Der Oberste Gerichtshof hat am durch den Hofrat des Obersten Gerichtshofs Hon. Prof. Dr. Kirchbacher als Vorsitzenden sowie durch die Hofrätinnen des Obersten Gerichtshofs Dr. Bachner Foregger und Mag. Michel als weitere Richter in Gegenwart des Richteramtsanwärters Mag. Potmesil als Schriftführer in der Strafsache gegen Halil D***** und weitere Beschuldigte wegen des Verbrechens des Mordes nach § 75 StGB, AZ 28 HR 267/11x des Landesgerichts Salzburg, über die Grundrechtsbeschwerde des Hasan A***** gegen den Beschluss des Oberlandesgerichts Linz als Beschwerdegericht vom , AZ 10 Bs 397/11w (ON 157), nach Anhörung der Generalprokuratur in nichtöffentlicher Sitzung, den

Beschluss

gefasst:

Spruch

Die Grundrechtsbeschwerde wird zurückgewiesen.

Text

Gründe:

Bei der Staatsanwaltschaft Salzburg wird zu AZ 14 St 190/11p ein Ermittlungsverfahren (unter anderem) gegen den Jugendlichen Hasan A***** wegen des Verdachts der Verbrechen des Mordes als Beteiligter nach §§ 12 dritter Fall, 75, 15 Abs 1 StGB geführt. Er ist dringend verdächtig, am in M***** zur Ausführung der strafbaren Handlungen des Halil D*****, welcher Birol Du***** durch das Versetzen mehrerer wuchtiger Messerstiche mit einem etwa 31 cm langen Küchenmesser zu töten versuchte, sowie des Halil D***** und des Tolga K***** beigetragen zu haben, die im bewussten und gewollten Zusammenwirken Hicabi Du***** durch das Versetzen von sieben Messerstichen in Rumpf, Arme und Hals vorsätzlich töteten, indem er mit den Genannten zum Tatort fuhr, sich auf Anweisung des D***** versteckte, um nötigenfalls eingreifen zu können und sodann Birol Du***** mehrere Faustschläge und Fußtritte gegen Kopf und Körper versetzte.
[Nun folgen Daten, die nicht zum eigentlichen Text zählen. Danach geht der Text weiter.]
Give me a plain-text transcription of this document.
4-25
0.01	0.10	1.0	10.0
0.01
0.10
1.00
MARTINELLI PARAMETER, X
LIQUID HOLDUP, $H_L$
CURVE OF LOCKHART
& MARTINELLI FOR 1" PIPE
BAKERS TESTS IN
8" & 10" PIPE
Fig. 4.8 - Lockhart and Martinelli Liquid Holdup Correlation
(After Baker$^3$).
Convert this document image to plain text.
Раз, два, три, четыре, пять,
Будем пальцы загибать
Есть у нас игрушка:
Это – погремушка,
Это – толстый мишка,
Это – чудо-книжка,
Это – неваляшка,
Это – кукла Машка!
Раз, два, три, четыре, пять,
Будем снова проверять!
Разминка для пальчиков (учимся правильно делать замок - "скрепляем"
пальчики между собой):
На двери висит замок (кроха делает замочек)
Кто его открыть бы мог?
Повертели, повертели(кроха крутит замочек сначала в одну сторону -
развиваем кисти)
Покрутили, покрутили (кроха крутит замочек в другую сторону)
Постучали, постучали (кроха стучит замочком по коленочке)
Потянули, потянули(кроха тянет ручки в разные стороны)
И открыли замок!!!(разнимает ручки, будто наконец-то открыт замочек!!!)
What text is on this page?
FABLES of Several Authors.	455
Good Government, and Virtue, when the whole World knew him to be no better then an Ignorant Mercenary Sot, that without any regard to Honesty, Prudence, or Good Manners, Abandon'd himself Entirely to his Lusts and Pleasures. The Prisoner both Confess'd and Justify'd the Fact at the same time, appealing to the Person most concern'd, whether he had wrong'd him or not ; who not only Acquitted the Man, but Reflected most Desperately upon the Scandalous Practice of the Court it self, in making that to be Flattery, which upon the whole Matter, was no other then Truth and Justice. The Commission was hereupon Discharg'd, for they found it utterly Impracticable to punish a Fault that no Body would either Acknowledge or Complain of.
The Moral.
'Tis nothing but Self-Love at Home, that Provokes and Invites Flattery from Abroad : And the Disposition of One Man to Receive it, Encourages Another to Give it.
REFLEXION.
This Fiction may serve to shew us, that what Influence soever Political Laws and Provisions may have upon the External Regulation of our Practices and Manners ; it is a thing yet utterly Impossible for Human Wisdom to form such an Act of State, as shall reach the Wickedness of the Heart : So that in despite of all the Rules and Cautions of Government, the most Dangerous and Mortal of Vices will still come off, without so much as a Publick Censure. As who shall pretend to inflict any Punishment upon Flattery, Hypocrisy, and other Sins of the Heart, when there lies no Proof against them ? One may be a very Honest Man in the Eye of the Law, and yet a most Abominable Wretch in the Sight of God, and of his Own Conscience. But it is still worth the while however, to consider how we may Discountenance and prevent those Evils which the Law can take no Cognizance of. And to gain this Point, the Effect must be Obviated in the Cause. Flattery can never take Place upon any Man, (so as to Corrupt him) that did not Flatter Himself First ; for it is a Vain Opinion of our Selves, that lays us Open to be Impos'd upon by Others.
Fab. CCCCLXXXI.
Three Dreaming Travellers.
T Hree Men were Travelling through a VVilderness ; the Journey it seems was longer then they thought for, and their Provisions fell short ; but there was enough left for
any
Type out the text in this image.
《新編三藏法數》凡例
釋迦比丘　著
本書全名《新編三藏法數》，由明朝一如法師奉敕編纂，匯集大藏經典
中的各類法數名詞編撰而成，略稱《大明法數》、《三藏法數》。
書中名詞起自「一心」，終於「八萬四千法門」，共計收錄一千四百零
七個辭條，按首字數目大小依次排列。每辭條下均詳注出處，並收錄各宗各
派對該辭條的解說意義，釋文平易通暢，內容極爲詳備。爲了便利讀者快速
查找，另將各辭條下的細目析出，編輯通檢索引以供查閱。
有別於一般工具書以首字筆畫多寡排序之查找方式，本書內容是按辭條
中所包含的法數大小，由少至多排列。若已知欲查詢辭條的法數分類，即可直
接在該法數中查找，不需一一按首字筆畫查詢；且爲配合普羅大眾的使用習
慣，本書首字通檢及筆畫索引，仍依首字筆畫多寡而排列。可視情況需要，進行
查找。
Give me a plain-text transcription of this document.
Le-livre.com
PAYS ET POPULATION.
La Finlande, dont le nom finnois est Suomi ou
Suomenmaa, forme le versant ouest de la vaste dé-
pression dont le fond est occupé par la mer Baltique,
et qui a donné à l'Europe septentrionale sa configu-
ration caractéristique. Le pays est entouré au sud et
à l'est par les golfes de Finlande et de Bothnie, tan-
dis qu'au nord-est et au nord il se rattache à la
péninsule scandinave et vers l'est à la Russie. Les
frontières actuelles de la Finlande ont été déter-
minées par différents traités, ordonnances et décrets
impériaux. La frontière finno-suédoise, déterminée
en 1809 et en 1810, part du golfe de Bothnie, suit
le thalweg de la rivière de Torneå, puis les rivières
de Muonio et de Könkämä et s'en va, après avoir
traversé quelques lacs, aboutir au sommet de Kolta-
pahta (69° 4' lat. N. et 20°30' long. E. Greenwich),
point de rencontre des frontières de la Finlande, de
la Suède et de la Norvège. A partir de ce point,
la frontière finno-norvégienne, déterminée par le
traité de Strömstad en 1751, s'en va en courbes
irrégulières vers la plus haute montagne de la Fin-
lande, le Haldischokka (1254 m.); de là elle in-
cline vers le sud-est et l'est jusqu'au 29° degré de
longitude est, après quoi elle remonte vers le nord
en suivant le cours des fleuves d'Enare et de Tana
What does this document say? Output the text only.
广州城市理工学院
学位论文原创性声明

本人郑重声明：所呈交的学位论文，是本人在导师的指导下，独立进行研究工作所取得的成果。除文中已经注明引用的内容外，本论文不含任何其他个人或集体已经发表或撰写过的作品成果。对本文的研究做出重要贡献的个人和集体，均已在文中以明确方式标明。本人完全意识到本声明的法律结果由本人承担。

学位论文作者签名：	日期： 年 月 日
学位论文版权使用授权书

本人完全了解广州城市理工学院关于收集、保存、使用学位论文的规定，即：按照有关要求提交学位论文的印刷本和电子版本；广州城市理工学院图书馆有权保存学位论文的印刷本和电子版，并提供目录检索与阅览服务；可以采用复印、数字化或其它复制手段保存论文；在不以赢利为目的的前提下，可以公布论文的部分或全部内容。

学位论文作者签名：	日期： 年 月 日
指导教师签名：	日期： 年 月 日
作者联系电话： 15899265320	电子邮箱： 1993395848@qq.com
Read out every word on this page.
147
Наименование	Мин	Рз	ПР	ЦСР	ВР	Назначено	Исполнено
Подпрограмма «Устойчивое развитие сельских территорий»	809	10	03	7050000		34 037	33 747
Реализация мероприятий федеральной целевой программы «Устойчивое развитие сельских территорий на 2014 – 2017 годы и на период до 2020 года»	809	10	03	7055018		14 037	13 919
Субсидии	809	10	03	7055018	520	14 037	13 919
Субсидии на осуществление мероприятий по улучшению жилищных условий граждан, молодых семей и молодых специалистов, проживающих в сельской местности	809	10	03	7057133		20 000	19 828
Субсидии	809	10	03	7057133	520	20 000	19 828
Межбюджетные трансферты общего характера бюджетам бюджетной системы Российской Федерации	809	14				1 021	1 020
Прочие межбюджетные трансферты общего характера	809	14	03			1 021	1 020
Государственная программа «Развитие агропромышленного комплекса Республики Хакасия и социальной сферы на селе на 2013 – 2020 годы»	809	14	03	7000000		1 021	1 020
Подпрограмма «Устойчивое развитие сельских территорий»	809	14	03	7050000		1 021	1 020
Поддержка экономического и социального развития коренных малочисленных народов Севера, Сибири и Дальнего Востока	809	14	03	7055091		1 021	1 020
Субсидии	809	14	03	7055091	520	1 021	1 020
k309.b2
Mit Beschluss vom ordnete die Ermittlungsrichterin des Landesgerichts Salzburg die neuerliche Fortsetzung der am über Hasan A***** verhängten Untersuchungshaft mit Wirksamkeit bis an (ON 138, 143).

Rechtliche Beurteilung

Die dagegen erhobene Beschwerde des Hasan A***** (ON 145) wurde am dem Oberlandesgericht Linz zu AZ 10 Bs 397/11v vorgelegt, das mit Beschluss vom der Beschwerde nicht Folge gab und seinerseits die Fortdauer der über Hasan A***** verhängten Untersuchungshaft aus den vom Erstgericht herangezogenen Gründen anordnete, wobei es das Vorliegen des Haftgrundes der Tatbegehungsgefahr ausdrücklich bejahte (ON 157 S 4). Durch diesen Beschluss wurde eine Haftfrist bis längstens (Montag,) wirksam.

Noch vor Zustellung der Beschwerdeentscheidung, nämlich am , erklärte Hasan A***** durch seinen Verteidiger, er ziehe die Beschwerde zurück, und beantragte erneut seine Enthaftung, allenfalls unter Anwendung gelinderer Mittel (ON 156, 158, 161 S 45).

In der daher anberaumten Haftverhandlung vom wurde dem Verteidiger der Beschluss des Oberlandesgerichts Linz vom ausgehändigt und die weitere Fortdauer der Untersuchungshaft bis längstens beschlossen (ON 159).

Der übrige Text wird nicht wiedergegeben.